The Large Hadron Collider (LHC), the world's most powerful particle accelerator, is used to test theoretical predictions in particle physics. It generates an estimated 900 petabytes at more than 170 sites in the US and across the world. The human genome sequencing initiative is believed to have amassed about an exabyte of data in institutions, labs, and industry. And similar amounts of data exist for the genome sequencing of plants, animals, viruses, and bacteria. These and other large data science programs face unprecedented challenges in managing data with limited computing, storage, and network resources.
To help, university and NIST researchers designed and implemented a new, field-tested system that efficiently distributes, caches, and accesses data for the Large Hadron Collider’s high energy physics (HEP) experiments and other major science programs. The system is called Named Data Network (NDN) for Data Intensive Science Experiments (N-DISE) and is described in a paper published in the Proceedings of the 9th ACM Conference on Information-Centric Networking which took place in September 2022.

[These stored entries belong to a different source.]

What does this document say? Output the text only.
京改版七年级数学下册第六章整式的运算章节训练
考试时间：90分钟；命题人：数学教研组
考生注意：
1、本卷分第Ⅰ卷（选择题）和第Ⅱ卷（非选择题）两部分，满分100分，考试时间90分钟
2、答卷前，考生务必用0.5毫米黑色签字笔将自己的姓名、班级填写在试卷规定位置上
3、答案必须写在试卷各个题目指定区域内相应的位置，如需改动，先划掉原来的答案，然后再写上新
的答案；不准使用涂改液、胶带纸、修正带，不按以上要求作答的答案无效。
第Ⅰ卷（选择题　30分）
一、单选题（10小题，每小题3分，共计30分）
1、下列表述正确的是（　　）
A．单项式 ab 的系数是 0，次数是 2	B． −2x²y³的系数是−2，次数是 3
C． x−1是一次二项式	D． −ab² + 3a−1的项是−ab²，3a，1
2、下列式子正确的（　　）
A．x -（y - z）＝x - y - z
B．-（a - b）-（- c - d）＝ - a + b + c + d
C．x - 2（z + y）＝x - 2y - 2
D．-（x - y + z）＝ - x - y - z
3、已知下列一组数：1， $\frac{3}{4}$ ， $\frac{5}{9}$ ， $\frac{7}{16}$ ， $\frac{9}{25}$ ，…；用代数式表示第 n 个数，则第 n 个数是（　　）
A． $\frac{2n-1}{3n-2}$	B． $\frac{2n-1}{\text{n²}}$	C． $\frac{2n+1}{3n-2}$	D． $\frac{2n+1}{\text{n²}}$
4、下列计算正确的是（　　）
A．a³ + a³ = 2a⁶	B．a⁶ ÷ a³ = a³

Initially, researchers developed a Named Data Networking scheme for naming the Large Hadron Collider data. They then built consumer and producer applications and implemented algorithms enabling fast forwarding of data packets and caching, which were integrated with the Named Data Networking router developed by NIST. The result was N-DISE, which researchers evaluated in a wide-area network testbed, spanning five sites across the U.S.
Researchers reported that tests showed an impressive performance for retrieval, forwarding, and caching of data, but believe that the system has more potential for performance gains. Researchers plan future enhancements, which will include integrating the N-DISE data distribution network with the Large Hadron Collider network and using it with a genomic use case.